Open Side Menu Go to the Top
Register
Brain Teaser Brain Teaser

05-16-2018 , 05:17 PM
While I'm waiting for these extracts to get to where I can get some more test data I thought I'd start a thread and see if anyone has any thoughts on what's going on or how to find out what's going on.

We're migrating an app from one environment to another as part of a buyout. The first environment is a Centos box running in an Azure VM and is connecting to a SQL Server database. The data extract is written in R.

The second environment is an Ubuntu docker container running in an Azure VM connecting to a SQL Server database. The Senior guy has assured me the databases were copied correctly and they do appear to have the same number of rows.

When this extract runs on the original environment it returns about 750k rows, when it runs on the new environment it returns about 1million rows.

I've found the spot where the filtering results are different on the two boxes and the have been comparing one of the data files involved. At the start of the process it has the same number of lines in both environments but whenever I compare it; with winMerge on my windows machine or diff on the centos box or diff on my MacbookPro it shows differences in the files but the lines shown as having differences are exactly the same. I output the diff to a file and looked at it with hex dump and the lines are the same. I suppose I should find a line marked as different and look at those lines with hex dump from the original file?

I thought it might be differences in the order of the file so did all of the above after running sort on the files. Still getting differences. I also get different MD5s between all 4 sorted and unsorted input files.
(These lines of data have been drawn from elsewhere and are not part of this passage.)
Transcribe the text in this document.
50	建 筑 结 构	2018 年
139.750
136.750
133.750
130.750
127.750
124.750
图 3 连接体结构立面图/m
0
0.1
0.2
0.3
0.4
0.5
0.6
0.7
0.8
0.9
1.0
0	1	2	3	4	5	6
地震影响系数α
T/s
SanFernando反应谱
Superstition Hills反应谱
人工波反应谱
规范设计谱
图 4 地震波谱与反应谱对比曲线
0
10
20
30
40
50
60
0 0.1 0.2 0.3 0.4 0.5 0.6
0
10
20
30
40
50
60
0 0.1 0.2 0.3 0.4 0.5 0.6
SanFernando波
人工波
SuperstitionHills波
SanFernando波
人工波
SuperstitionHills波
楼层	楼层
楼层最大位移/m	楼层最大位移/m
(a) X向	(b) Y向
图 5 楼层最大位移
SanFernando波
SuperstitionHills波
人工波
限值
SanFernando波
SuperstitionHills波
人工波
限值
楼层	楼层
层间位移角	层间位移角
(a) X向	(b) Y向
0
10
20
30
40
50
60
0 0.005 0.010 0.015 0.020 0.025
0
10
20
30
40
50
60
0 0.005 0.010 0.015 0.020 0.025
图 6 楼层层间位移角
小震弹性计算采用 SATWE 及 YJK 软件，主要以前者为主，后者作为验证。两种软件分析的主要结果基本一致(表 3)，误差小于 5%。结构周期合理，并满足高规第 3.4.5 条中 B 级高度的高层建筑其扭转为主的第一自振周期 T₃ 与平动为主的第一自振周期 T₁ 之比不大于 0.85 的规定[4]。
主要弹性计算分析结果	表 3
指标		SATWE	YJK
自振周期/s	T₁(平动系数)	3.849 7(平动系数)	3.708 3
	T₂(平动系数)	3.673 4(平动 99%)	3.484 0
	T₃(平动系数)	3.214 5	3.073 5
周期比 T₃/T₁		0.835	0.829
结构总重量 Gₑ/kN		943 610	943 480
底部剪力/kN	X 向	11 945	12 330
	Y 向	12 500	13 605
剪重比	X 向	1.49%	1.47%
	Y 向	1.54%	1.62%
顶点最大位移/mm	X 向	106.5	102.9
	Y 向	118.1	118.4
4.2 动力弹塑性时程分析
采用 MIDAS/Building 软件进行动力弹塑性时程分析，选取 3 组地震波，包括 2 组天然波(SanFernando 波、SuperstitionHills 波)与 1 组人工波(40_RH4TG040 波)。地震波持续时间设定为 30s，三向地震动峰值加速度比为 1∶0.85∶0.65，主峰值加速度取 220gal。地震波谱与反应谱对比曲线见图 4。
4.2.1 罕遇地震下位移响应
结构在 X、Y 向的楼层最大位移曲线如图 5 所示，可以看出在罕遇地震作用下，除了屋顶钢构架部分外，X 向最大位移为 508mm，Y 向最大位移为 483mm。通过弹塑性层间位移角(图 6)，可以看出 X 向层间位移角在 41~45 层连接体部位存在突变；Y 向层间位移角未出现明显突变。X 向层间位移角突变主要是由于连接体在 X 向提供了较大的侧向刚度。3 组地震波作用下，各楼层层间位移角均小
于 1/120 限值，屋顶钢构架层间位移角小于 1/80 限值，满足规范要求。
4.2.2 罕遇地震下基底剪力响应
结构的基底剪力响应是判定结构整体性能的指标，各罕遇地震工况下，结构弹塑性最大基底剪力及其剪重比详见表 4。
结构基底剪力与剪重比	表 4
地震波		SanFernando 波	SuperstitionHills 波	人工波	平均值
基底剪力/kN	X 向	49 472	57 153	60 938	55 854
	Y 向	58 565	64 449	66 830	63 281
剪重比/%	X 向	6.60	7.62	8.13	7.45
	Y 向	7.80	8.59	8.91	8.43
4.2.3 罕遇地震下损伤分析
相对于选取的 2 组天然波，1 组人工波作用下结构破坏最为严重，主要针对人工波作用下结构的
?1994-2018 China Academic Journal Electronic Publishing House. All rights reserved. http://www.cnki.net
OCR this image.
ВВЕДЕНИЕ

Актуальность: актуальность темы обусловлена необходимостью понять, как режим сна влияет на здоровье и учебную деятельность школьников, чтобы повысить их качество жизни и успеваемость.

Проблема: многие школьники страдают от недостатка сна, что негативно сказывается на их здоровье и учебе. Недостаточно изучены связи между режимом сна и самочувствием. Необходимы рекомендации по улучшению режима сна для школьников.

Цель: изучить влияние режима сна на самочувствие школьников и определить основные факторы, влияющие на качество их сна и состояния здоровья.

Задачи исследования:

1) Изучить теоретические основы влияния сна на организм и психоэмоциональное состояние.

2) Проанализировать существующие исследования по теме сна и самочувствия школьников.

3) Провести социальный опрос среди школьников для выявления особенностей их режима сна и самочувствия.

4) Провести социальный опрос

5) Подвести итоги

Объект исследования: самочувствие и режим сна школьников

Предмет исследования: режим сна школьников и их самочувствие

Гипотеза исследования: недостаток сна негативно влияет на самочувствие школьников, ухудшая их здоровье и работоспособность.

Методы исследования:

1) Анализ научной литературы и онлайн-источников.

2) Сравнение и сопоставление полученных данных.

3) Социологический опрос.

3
Not sure what kind of character encodings SQL server could use that would result in different data between copies of the db. Any thoughts on how to find an actual difference I can show to someone would be appreciated.
Brain Teaser Quote
05-16-2018 , 08:59 PM
I'm not sure I'm following, but, uh, if you want to see the differences, yeah you're going to have to compare the lines that have differences.

Are you also saying that one of the files has 25% fewer lines AND some of the lines are different? Or are all the differences missing lines? Or are you saying that the files have the same # of lines at the start, with differences on some lines and later in the process, the output from one of them has less lines?

If I was a gambling man I'd say you might have some control sequences in your text, that don't 'look' like anything in most text editors but that count as differences. Looking at the differing lines in hex should make it obvious.

Another thing to do is to convert a chunk of each file to hex first, and diff the hex output. That should make it a lot easier to see exactly which characters are different, esp if my theory is right.
Brain Teaser Quote
05-16-2018 , 09:22 PM
Yeah, I was stream of conscious there a little. The rows are ~150 to ~250 characters long between the different files I'm looking at which makes getting them sorted properly a pita which makes diff with defaults kind of pointless. Using the -C 0 flag to strip out all the context helps and it looks like there is an unprintable character in one of the DBs.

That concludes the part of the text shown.